The exception is in very hard-water regions (Cambridgeshire, Bedfordshire, Lincolnshire, parts of Essex and Kent), where sustained tap watering can cause salt buildup in the soil over a year or two, even on tougher plants. If you live somewhere with chalky kettles and white deposits on your shower head, switching to rainwater or distilled water is a sensible precaution for any houseplants you intend to keep long-term.

Distilled water vs rainwater vs filtered water

Distilled water is one of three good low-mineral options. Each has trade-offs.

  • Distilled water: Reliable, mineral-free, available in supermarkets but expensive at scale.

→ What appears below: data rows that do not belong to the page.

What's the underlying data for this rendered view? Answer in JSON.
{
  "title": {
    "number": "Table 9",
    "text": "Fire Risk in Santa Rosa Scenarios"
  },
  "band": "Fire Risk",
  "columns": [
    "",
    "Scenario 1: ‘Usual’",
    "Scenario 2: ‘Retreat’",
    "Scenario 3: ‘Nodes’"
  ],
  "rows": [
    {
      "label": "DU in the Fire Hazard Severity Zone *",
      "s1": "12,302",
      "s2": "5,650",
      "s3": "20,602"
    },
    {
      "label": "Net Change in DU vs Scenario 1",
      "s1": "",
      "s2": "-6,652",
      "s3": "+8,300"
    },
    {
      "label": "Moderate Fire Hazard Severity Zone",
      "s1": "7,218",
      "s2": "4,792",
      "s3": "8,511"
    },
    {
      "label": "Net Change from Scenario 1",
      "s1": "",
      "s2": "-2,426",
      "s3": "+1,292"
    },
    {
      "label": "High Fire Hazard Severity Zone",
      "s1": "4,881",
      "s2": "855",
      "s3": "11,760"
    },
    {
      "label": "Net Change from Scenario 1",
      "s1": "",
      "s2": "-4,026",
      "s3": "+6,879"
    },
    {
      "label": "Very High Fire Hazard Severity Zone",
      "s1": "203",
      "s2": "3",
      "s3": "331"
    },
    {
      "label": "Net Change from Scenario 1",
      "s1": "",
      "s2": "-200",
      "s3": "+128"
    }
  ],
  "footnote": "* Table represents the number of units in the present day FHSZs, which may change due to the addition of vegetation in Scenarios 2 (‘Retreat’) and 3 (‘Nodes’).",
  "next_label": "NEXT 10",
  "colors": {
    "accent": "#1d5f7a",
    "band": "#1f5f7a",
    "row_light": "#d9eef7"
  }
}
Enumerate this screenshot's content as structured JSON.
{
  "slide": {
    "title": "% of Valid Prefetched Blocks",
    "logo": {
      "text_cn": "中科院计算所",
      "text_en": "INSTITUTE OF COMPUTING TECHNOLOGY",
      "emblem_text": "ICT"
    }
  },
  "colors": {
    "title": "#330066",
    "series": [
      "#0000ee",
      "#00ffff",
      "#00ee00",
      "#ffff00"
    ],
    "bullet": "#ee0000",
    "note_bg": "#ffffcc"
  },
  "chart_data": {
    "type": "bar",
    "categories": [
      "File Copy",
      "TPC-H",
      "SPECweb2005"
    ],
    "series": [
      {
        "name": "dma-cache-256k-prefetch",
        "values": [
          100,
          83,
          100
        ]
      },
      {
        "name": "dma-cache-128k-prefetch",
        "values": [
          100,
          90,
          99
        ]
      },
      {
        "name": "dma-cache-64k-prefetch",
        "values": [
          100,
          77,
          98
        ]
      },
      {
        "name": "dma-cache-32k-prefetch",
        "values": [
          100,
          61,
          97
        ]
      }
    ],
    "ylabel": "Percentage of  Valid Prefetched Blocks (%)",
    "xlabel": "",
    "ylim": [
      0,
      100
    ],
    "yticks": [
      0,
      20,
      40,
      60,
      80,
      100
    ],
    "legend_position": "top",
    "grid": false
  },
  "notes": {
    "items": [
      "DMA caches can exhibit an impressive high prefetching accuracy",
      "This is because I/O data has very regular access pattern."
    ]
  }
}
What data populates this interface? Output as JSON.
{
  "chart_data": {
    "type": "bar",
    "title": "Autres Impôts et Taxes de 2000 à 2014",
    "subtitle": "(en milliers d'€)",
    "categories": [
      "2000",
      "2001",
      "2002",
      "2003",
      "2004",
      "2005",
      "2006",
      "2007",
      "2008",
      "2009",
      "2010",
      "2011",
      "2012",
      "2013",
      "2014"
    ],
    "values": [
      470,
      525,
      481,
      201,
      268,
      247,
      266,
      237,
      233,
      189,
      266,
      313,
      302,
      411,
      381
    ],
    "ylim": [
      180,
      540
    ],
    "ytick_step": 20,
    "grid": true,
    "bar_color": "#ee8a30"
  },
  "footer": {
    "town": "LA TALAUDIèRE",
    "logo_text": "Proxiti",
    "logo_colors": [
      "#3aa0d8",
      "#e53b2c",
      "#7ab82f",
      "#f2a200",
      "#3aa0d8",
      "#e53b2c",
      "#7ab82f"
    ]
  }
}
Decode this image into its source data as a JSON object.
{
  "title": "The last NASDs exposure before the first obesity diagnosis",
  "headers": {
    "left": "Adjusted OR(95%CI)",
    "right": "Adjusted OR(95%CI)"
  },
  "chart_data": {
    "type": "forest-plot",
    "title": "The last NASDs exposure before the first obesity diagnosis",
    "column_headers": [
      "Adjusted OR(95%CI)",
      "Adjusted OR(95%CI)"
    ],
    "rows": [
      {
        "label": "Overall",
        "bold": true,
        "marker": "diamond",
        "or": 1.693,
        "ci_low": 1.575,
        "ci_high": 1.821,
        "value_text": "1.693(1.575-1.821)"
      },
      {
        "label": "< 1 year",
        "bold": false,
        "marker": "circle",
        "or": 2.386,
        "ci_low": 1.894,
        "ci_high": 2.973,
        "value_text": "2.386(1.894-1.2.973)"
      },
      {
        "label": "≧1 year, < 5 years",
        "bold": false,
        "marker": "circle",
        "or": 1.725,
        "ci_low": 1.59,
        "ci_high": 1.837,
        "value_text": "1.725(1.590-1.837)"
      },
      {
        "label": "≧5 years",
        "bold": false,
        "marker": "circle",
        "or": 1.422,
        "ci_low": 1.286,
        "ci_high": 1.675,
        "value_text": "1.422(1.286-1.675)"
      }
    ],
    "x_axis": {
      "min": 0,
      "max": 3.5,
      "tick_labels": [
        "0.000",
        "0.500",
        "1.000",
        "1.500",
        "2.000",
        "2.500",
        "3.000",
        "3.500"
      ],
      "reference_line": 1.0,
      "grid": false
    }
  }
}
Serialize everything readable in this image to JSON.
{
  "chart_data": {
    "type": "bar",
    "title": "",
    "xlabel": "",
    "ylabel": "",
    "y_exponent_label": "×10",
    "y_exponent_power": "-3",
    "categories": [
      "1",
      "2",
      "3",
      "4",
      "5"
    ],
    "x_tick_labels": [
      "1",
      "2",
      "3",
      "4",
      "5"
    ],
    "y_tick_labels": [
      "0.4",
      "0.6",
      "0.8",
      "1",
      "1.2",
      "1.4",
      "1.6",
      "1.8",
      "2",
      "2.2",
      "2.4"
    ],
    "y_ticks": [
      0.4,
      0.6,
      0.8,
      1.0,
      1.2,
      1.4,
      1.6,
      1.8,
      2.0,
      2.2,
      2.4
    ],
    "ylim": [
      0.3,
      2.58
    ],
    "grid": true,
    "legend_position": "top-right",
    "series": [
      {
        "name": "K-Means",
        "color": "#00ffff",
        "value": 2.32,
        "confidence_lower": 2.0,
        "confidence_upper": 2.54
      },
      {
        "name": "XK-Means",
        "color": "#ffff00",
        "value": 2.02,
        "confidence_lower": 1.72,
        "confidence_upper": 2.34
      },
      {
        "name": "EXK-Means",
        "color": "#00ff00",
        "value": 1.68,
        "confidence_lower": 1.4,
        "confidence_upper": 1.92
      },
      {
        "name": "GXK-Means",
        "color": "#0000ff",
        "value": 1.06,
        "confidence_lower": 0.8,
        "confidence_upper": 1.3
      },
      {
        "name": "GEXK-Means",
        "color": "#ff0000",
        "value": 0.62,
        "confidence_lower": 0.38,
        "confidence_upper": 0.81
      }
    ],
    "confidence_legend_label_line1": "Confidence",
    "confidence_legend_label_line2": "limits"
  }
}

Best for small collections or specific sensitive plants.
  • Rainwater: Effectively free if you have a way to collect it. Slightly acidic, low mineral, plants love it. The catch is collection: a clean rainwater butt is fine, a mossy one is not. 
  • Filtered water: A basic carbon filter (like a Brita jug) removes chlorine and improves taste but does not remove fluoride or significantly reduce hardness. Better than tap, not as good as distilled. A reverse-osmosis filter does remove minerals and fluoride, but is overkill for a houseplant collection unless you also keep a fish tank.

For most owners with a few sensitive plants, the practical answer is supermarket distilled water or letting tap water sit out overnight to let chlorine off-gas, plus a humidifier nearby.